Les choses se sont gâtées mercredi lorsque M. Legault a fait un lien entre immigration, violence et extrémisme : « Les Québécois sont pacifiques, a-t-il déclaré. Ils n’aiment pas la chicane. Ils n’aiment pas les extrémistes. Ils n’aiment pas la violence. Donc, il faut s’assurer qu’on garde ça comme c’est là. »

M. Legault a présenté ses excuses en soirée sur Twitter, mais ses propos laissent un arrière-goût désagréable. Non seulement ce genre d’amalgame est dangereux, mais il frôle la xénophobie.

Loin d’élever le débat, c’est le genre de propos qui attisent la méfiance et la division. On ne peut que s’en désoler.

En déplaçant le débat sur le terrain de l’identité et des valeurs « québécoises », thèmes chers à la CAQ, M. Legault nous prive de la vraie discussion qu’il faut avoir à propos de l’immigration. Et cette discussion, elle doit porter non seulement sur les seuils d’immigration des immigrants permanents, mais aussi sur les immigrants temporaires qui constituent la majorité des immigrants qui entrent au Québec depuis quelques années.

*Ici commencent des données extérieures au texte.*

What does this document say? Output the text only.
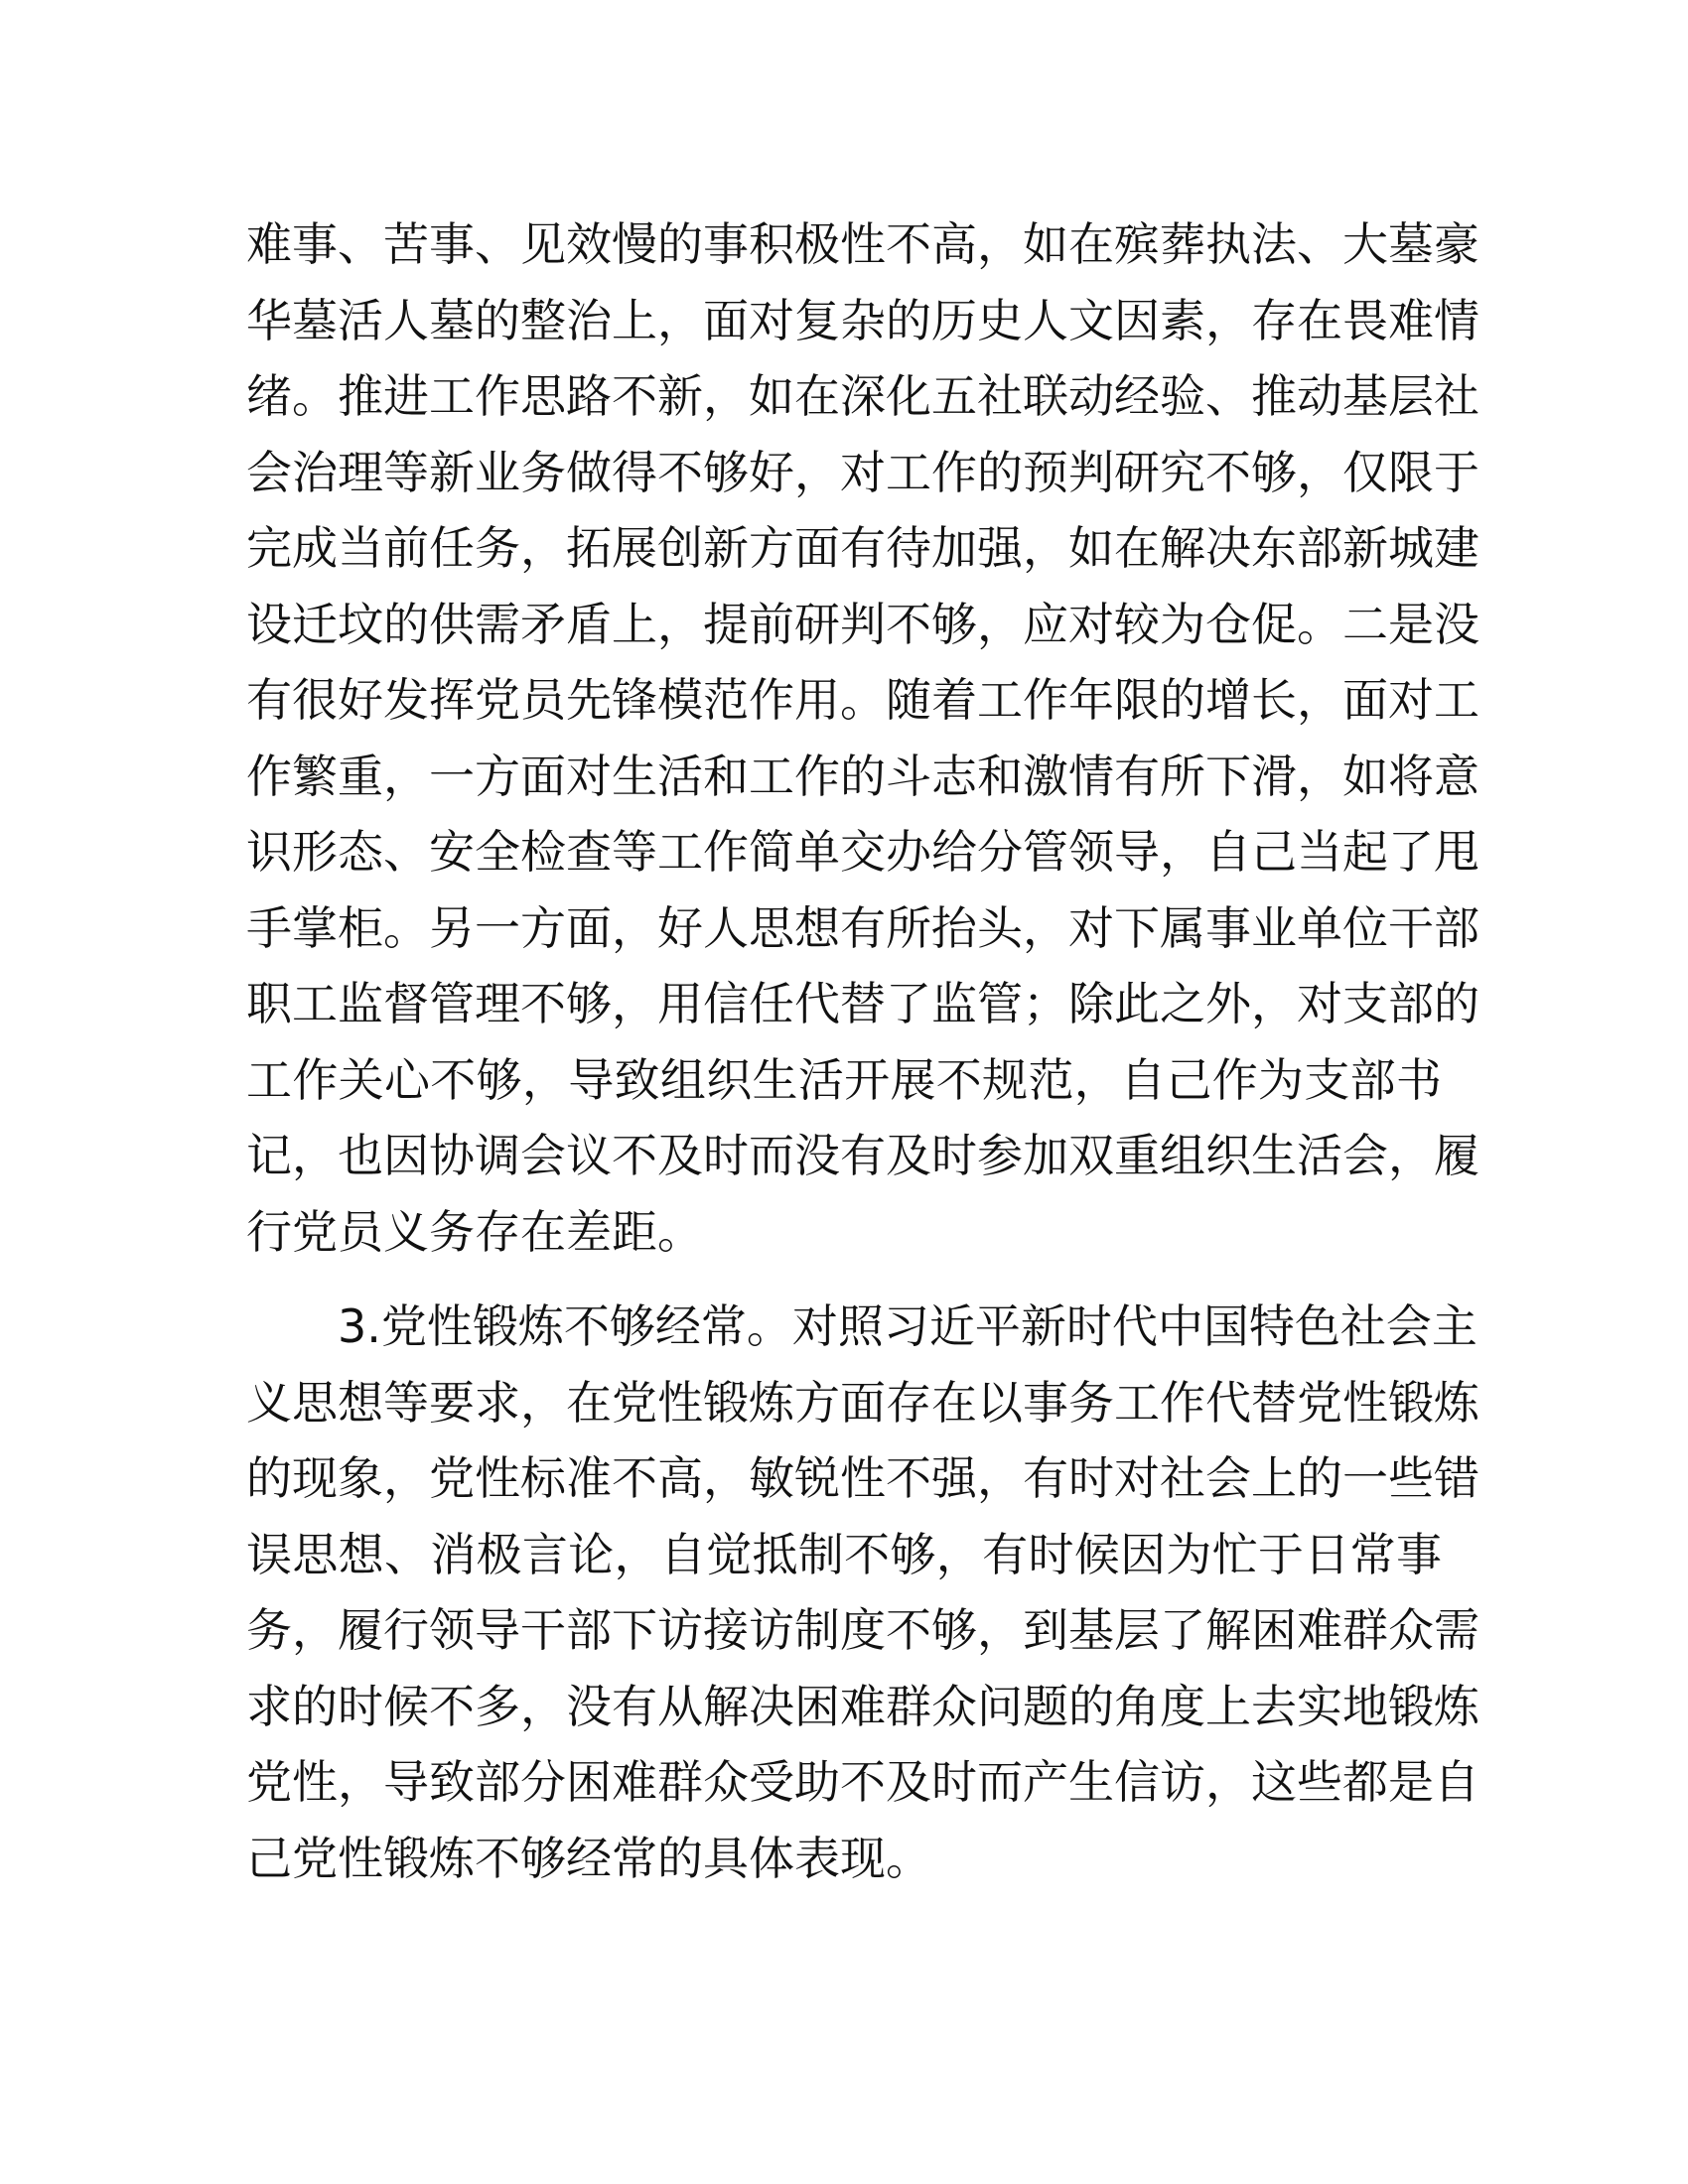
难事、苦事、见效慢的事积极性不高，如在殡葬执法、大墓豪
华墓活人墓的整治上，面对复杂的历史人文因素，存在畏难情
绪。推进工作思路不新，如在深化五社联动经验、推动基层社
会治理等新业务做得不够好，对工作的预判研究不够，仅限于
完成当前任务，拓展创新方面有待加强，如在解决东部新城建
设迁坟的供需矛盾上，提前研判不够，应对较为仓促。二是没
有很好发挥党员先锋模范作用。随着工作年限的增长，面对工
作繁重，一方面对生活和工作的斗志和激情有所下滑，如将意
识形态、安全检查等工作简单交办给分管领导，自己当起了甩
手掌柜。另一方面，好人思想有所抬头，对下属事业单位干部
职工监督管理不够，用信任代替了监管；除此之外，对支部的
工作关心不够，导致组织生活开展不规范，自己作为支部书
记，也因协调会议不及时而没有及时参加双重组织生活会，履
行党员义务存在差距。

　　3.党性锻炼不够经常。对照习近平新时代中国特色社会主
义思想等要求，在党性锻炼方面存在以事务工作代替党性锻炼
的现象，党性标准不高，敏锐性不强，有时对社会上的一些错
误思想、消极言论，自觉抵制不够，有时候因为忙于日常事
务，履行领导干部下访接访制度不够，到基层了解困难群众需
求的时候不多，没有从解决困难群众问题的角度上去实地锻炼
党性，导致部分困难群众受助不及时而产生信访，这些都是自
己党性锻炼不够经常的具体表现。
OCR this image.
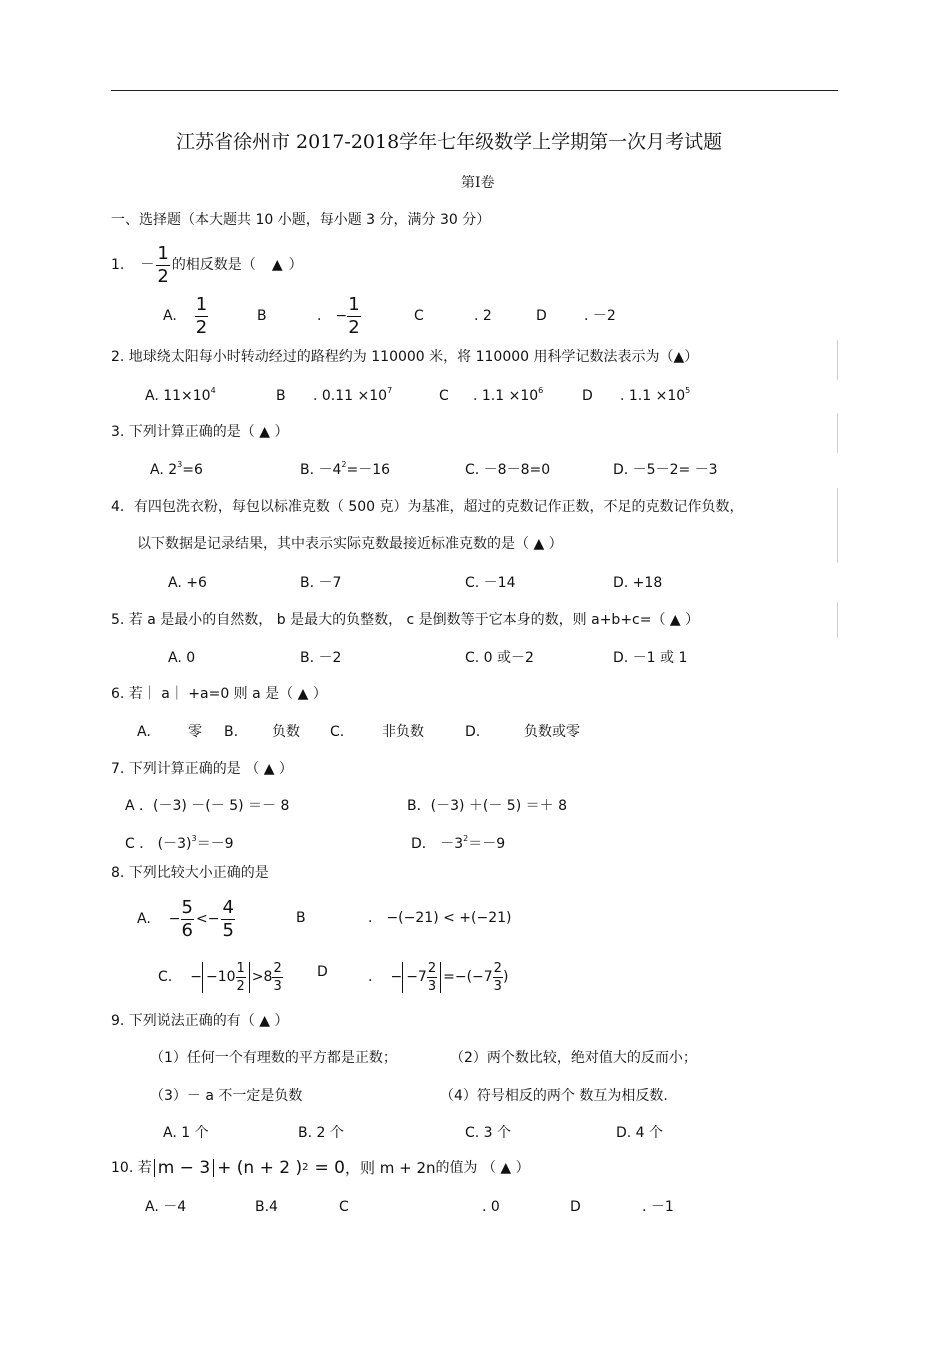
江苏省徐州市 2017-2018学年七年级数学上学期第一次月考试题
第Ⅰ卷
一、选择题（本大题共 10 小题，每小题 3 分，满分 30 分）
1. － $\frac{1}{2}$ 的相反数是（ ▲ ）
A. $\frac{1}{2}$	B	. − $\frac{1}{2}$	C	. 2	D	. －2
2. 地球绕太阳每小时转动经过的路程约为 110000 米，将 110000 用科学记数法表示为（▲）
A. $11\times 10^4$	B . $0.11 \times 10^7$	C . $1.1 \times 10^6$	D . $1.1 \times 10^5$
3. 下列计算正确的是（ ▲ ）
A. $2^3=6$	B. $-4^2=-16$	C. －8－8=0	D. －5－2= －3
4．有四包洗衣粉，每包以标准克数（ 500 克）为基准，超过的克数记作正数，不足的克数记作负数，
以下数据是记录结果，其中表示实际克数最接近标准克数的是（ ▲ ）
A. +6	B. －7	C. －14	D. +18
5. 若 a 是最小的自然数， b 是最大的负整数， c 是倒数等于它本身的数，则 a+b+c=（ ▲ ）
A. 0	B. －2	C. 0 或－2	D. －1 或 1
6. 若｜ a｜ +a=0 则 a 是（ ▲ ）
A.	零 B. 负数 C.	非负数	D.	负数或零
7. 下列计算正确的是 （ ▲ ）
A ．(－3) －(－ 5) ＝－ 8	B．(－3) ＋(－ 5) ＝＋ 8
C ． $(-3)^3=-9$	D． $-3^2=-9$
8. 下列比较大小正确的是
A. − $\frac{5}{6} <- \frac{4}{5}$	B	. −(−21) < +(−21)
C. − $-10 \frac{1}{2} >8 \frac{2}{3}$ D	. − $-7 \frac{2}{3} =-(-7 \frac{2}{3}$ )
9. 下列说法正确的有（ ▲ ）
（1）任何一个有理数的平方都是正数；	（2）两个数比较，绝对值大的反而小；
（3）－ a 不一定是负数	（4）符号相反的两个 数互为相反数.
A. 1 个	B. 2 个	C. 3 个	D. 4 个
10. 若 m − 3 + (n + 2 ) 2 = 0 ，则 m + 2n 的值为 （ ▲ ）
A. －4	B.4	C	. 0	D	. －1
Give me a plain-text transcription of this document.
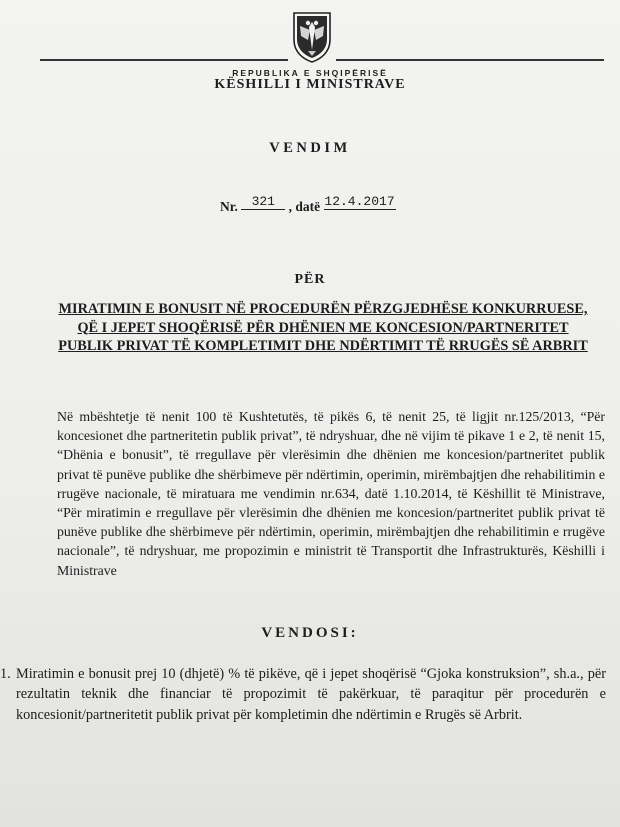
REPUBLIKA E SHQIPËRISË
KËSHILLI I MINISTRAVE
VENDIM
Nr. 321 , datë 12.4.2017
PËR
MIRATIMIN E BONUSIT NË PROCEDURËN PËRZGJEDHËSE KONKURRUESE, QË I JEPET SHOQËRISË PËR DHËNIEN ME KONCESION/PARTNERITET PUBLIK PRIVAT TË KOMPLETIMIT DHE NDËRTIMIT TË RRUGËS SË ARBRIT
Në mbështetje të nenit 100 të Kushtetutës, të pikës 6, të nenit 25, të ligjit nr.125/2013, “Për koncesionet dhe partneritetin publik privat”, të ndryshuar, dhe në vijim të pikave 1 e 2, të nenit 15, “Dhënia e bonusit”, të rregullave për vlerësimin dhe dhënien me koncesion/partneritet publik privat të punëve publike dhe shërbimeve për ndërtimin, operimin, mirëmbajtjen dhe rehabilitimin e rrugëve nacionale, të miratuara me vendimin nr.634, datë 1.10.2014, të Këshillit të Ministrave, “Për miratimin e rregullave për vlerësimin dhe dhënien me koncesion/partneritet publik privat të punëve publike dhe shërbimeve për ndërtimin, operimin, mirëmbajtjen dhe rehabilitimin e rrugëve nacionale”, të ndryshuar, me propozimin e ministrit të Transportit dhe Infrastrukturës, Këshilli i Ministrave
VENDOSI:
1. Miratimin e bonusit prej 10 (dhjetë) % të pikëve, që i jepet shoqërisë “Gjoka konstruksion”, sh.a., për rezultatin teknik dhe financiar të propozimit të pakërkuar, të paraqitur për procedurën e koncesionit/partneritetit publik privat për kompletimin dhe ndërtimin e Rrugës së Arbrit.
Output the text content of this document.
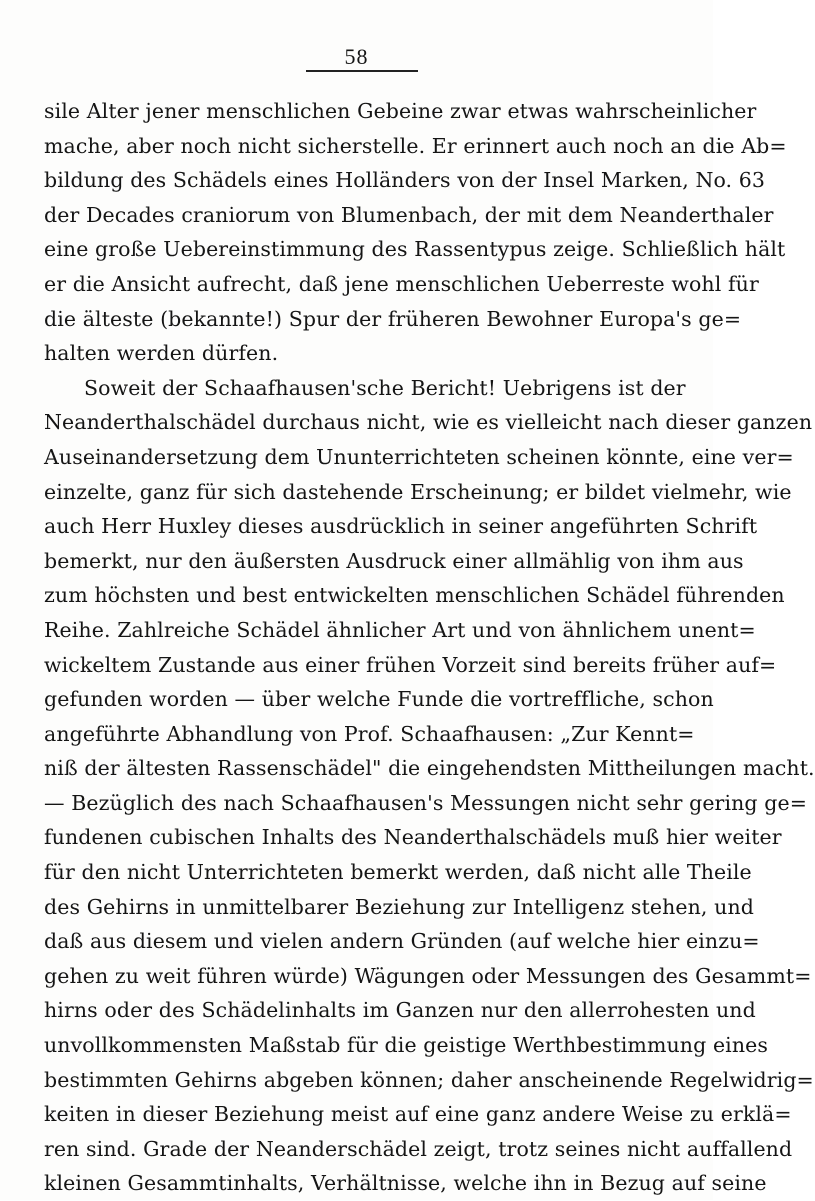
58
sile Alter jener menschlichen Gebeine zwar etwas wahrscheinlicher
mache, aber noch nicht sicherstelle. Er erinnert auch noch an die Ab=
bildung des Schädels eines Holländers von der Insel Marken, No. 63
der Decades craniorum von Blumenbach, der mit dem Neanderthaler
eine große Uebereinstimmung des Rassentypus zeige. Schließlich hält
er die Ansicht aufrecht, daß jene menschlichen Ueberreste wohl für
die älteste (bekannte!) Spur der früheren Bewohner Europa's ge=
halten werden dürfen.
Soweit der Schaafhausen'sche Bericht! Uebrigens ist der
Neanderthalschädel durchaus nicht, wie es vielleicht nach dieser ganzen
Auseinandersetzung dem Ununterrichteten scheinen könnte, eine ver=
einzelte, ganz für sich dastehende Erscheinung; er bildet vielmehr, wie
auch Herr Huxley dieses ausdrücklich in seiner angeführten Schrift
bemerkt, nur den äußersten Ausdruck einer allmählig von ihm aus
zum höchsten und best entwickelten menschlichen Schädel führenden
Reihe. Zahlreiche Schädel ähnlicher Art und von ähnlichem unent=
wickeltem Zustande aus einer frühen Vorzeit sind bereits früher auf=
gefunden worden — über welche Funde die vortreffliche, schon
angeführte Abhandlung von Prof. Schaafhausen: „Zur Kennt=
niß der ältesten Rassenschädel" die eingehendsten Mittheilungen macht.
— Bezüglich des nach Schaafhausen's Messungen nicht sehr gering ge=
fundenen cubischen Inhalts des Neanderthalschädels muß hier weiter
für den nicht Unterrichteten bemerkt werden, daß nicht alle Theile
des Gehirns in unmittelbarer Beziehung zur Intelligenz stehen, und
daß aus diesem und vielen andern Gründen (auf welche hier einzu=
gehen zu weit führen würde) Wägungen oder Messungen des Gesammt=
hirns oder des Schädelinhalts im Ganzen nur den allerrohesten und
unvollkommensten Maßstab für die geistige Werthbestimmung eines
bestimmten Gehirns abgeben können; daher anscheinende Regelwidrig=
keiten in dieser Beziehung meist auf eine ganz andere Weise zu erklä=
ren sind. Grade der Neanderschädel zeigt, trotz seines nicht auffallend
kleinen Gesammtinhalts, Verhältnisse, welche ihn in Bezug auf seine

On parle d’étudiants étrangers, de travailleurs qualifiés, de travailleurs saisonniers aussi. Ils n’ont pas les mêmes droits que les immigrants permanents et lorsqu’ils viennent ici pour travailler, ils sont littéralement attachés à leur employeur. Ils n’ont pas accès à la syndicalisation ni aux programmes de francisation. Ce sont en quelque sorte des citoyens de seconde zone.

Or cette catégorie d’immigrants a explosé au Canada et, par ricochet, au Québec. Le nombre d’immigrants temporaires est passé de zéro à 62 000 entre en 2015 et 2019. L’immigration temporaire, qui est contrôlée par le fédéral, est également devenue une porte d’entrée rapide pour obtenir la résidence permanente puisque les demandeurs sont déjà sur place, contrairement aux immigrants « ordinaires » qui font leur demande de leur pays d’origine.

C’est ce qui fait dire au gouvernement Legault qu’il a perdu le contrôle sur son immigration. Et c’est pour cette raison qu’il ne cesse de réclamer les pleins pouvoirs du fédéral. Or nous l’avons déjà écrit, Québec n’est pas aussi impuissant qu’il le prétend. Il n’utilise pas tous les leviers à sa disposition dans le cadre de l’entente Canada-Québec sur l’immigration qui accorde des pouvoirs spéciaux au Québec depuis 1991.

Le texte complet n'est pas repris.